All of lore.kernel.org
 help / color / mirror / Atom feed
From: Mel Gorman <mgorman@suse.de>
To: Minchan Kim <minchan@kernel.org>
Cc: "linux-mm@kvack.org" <linux-mm@kvack.org>,
	LKML <linux-kernel@vger.kernel.org>,
	Rik van Riel <riel@redhat.com>,
	KAMEZAWA Hiroyuki <kamezawa.hiroyu@jp.fujitsu.com>,
	KOSAKI Motohiro <kosaki.motohiro@gmail.com>,
	Johannes Weiner <hannes@cmpxchg.org>,
	Andrea Arcangeli <aarcange@redhat.com>,
	Andrew Morton <akpm@linux-foundation.org>,
	Anton Vorontsov <anton.vorontsov@linaro.org>,
	John Stultz <john.stultz@linaro.org>,
	Pekka Enberg <penberg@kernel.org>,
	Wu Fengguang <fengguang.wu@intel.com>,
	Hugh Dickins <hughd@google.com>
Subject: Re: RFC:  Easy-Reclaimable LRU list
Date: Mon, 25 Jun 2012 11:24:35 +0100	[thread overview]
Message-ID: <20120625102435.GD8271@suse.de> (raw)
In-Reply-To: <4FE012CD.6010605@kernel.org>

On Tue, Jun 19, 2012 at 02:49:01PM +0900, Minchan Kim wrote:
> Hi everybody!
> 
> Recently, there are some efforts to handle system memory pressure.
> 
> 1) low memory notification - [1]
> 2) fallocate(VOLATILE) - [2]
> 3) fadvise(NOREUSE) - [3]
> 
> For them, I would like to add new LRU list, aka "Ereclaimable" which is opposite of "unevictable".
> Reclaimable LRU list includes _easy_ reclaimable pages.
> For example, easy reclaimable pages are following as. 
> 
> 1. invalidated but remained LRU list.
> 2. pageout pages for reclaim(PG_reclaim pages)
> 3. fadvise(NOREUSE)
> 4. fallocate(VOLATILE)
> 
> Their pages shouldn't stir normal LRU list and compaction might not migrate them, even.

Why would compaction not migrate them?

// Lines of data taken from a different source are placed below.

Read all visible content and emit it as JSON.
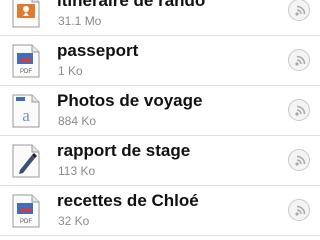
{
  "files": [
    {
      "name": "itinéraire de rando",
      "size": "31.1 Mo",
      "icon": "map-pin-document-icon"
    },
    {
      "name": "passeport",
      "size": "1 Ko",
      "icon": "pdf-file-icon",
      "badge": "PDF"
    },
    {
      "name": "Photos de voyage",
      "size": "884 Ko",
      "icon": "text-document-icon"
    },
    {
      "name": "rapport de stage",
      "size": "113 Ko",
      "icon": "pen-document-icon"
    },
    {
      "name": "recettes de Chloé",
      "size": "32 Ko",
      "icon": "pdf-file-icon",
      "badge": "PDF"
    }
  ],
  "colors": {
    "divider": "#e0e0e0",
    "meta_text": "#8a8a8a",
    "accent_orange": "#e07a2e",
    "accent_blue": "#3a6fc4"
  }
}
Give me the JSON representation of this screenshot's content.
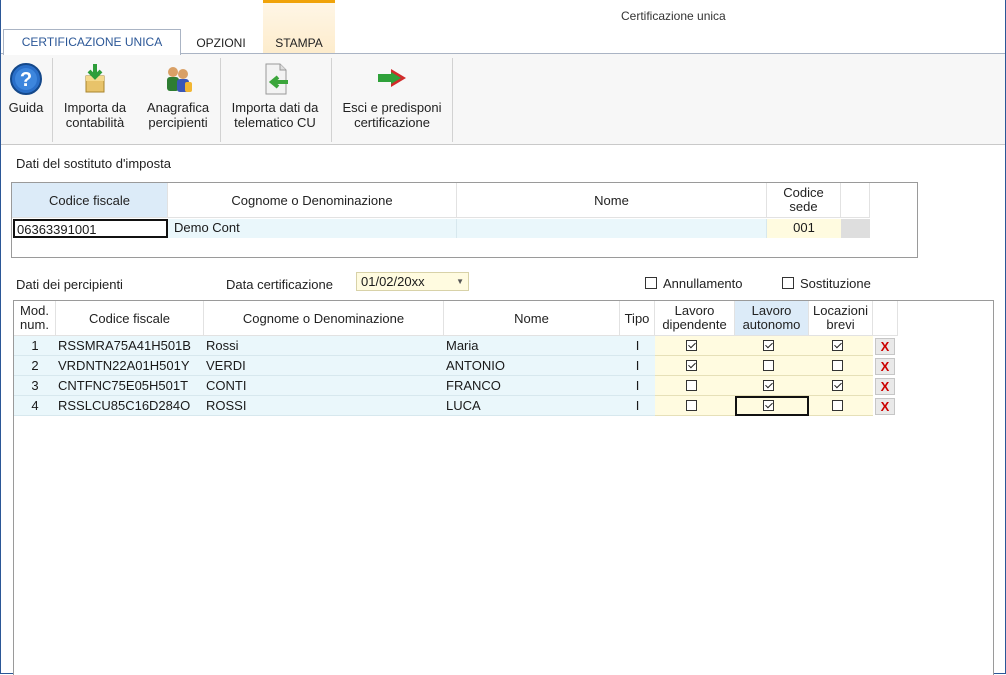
{
  "window": {
    "title": "Certificazione unica"
  },
  "tabs": [
    {
      "label": "CERTIFICAZIONE UNICA"
    },
    {
      "label": "OPZIONI"
    },
    {
      "label": "STAMPA"
    }
  ],
  "ribbon": {
    "guida": {
      "line1": "Guida",
      "icon": "help-icon"
    },
    "importa_contabilita": {
      "line1": "Importa da",
      "line2": "contabilità",
      "icon": "import-icon"
    },
    "anagrafica": {
      "line1": "Anagrafica",
      "line2": "percipienti",
      "icon": "people-icon"
    },
    "importa_telematico": {
      "line1": "Importa dati da",
      "line2": "telematico CU",
      "icon": "document-import-icon"
    },
    "esci": {
      "line1": "Esci e predisponi",
      "line2": "certificazione",
      "icon": "arrow-right-icon"
    }
  },
  "sostituto": {
    "section_label": "Dati del sostituto d'imposta",
    "headers": {
      "codice_fiscale": "Codice fiscale",
      "cognome": "Cognome o Denominazione",
      "nome": "Nome",
      "codice_sede_1": "Codice",
      "codice_sede_2": "sede"
    },
    "values": {
      "codice_fiscale": "06363391001",
      "cognome": "Demo Cont",
      "nome": "",
      "codice_sede": "001"
    }
  },
  "percipienti": {
    "section_label": "Dati dei percipienti",
    "data_cert_label": "Data certificazione",
    "data_cert_value": "01/02/20xx",
    "annullamento_label": "Annullamento",
    "sostituzione_label": "Sostituzione",
    "headers": {
      "mod_1": "Mod.",
      "mod_2": "num.",
      "codice_fiscale": "Codice fiscale",
      "cognome": "Cognome o Denominazione",
      "nome": "Nome",
      "tipo": "Tipo",
      "dip_1": "Lavoro",
      "dip_2": "dipendente",
      "aut_1": "Lavoro",
      "aut_2": "autonomo",
      "loc_1": "Locazioni",
      "loc_2": "brevi"
    },
    "rows": [
      {
        "num": "1",
        "cf": "RSSMRA75A41H501B",
        "cognome": "Rossi",
        "nome": "Maria",
        "tipo": "I",
        "dip": true,
        "aut": true,
        "loc": true,
        "del": "X"
      },
      {
        "num": "2",
        "cf": "VRDNTN22A01H501Y",
        "cognome": "VERDI",
        "nome": "ANTONIO",
        "tipo": "I",
        "dip": true,
        "aut": false,
        "loc": false,
        "del": "X"
      },
      {
        "num": "3",
        "cf": "CNTFNC75E05H501T",
        "cognome": "CONTI",
        "nome": "FRANCO",
        "tipo": "I",
        "dip": false,
        "aut": true,
        "loc": true,
        "del": "X"
      },
      {
        "num": "4",
        "cf": "RSSLCU85C16D284O",
        "cognome": "ROSSI",
        "nome": "LUCA",
        "tipo": "I",
        "dip": false,
        "aut": true,
        "loc": false,
        "del": "X"
      }
    ]
  }
}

We might still want to migrate
NORESUSE or VOLATILE pages.

> Reclaimer can reclaim Ereclaimable pages before normal lru list and will avoid unnecessary
> swapout in anon pages in easy-reclaimable LRU list.
> It also can make admin measure how many we have available pages at the moment without latency.

That's not true for PG_reclaim pages as those pages cannot be discarded
until writeback completes.

One reason why I tried moving PG_reclaim pages to a separate list was
to avoid excessive scanning when writing back to slow devices. If those
pages were moved to an "easy-reclaimable" LRU list then the value would
be reduced as scanning would still occur. It might make it worse because
the whole Ereclaimable list would be scanned for pages that cannot be
reclaimed at all before moving to another LRU list.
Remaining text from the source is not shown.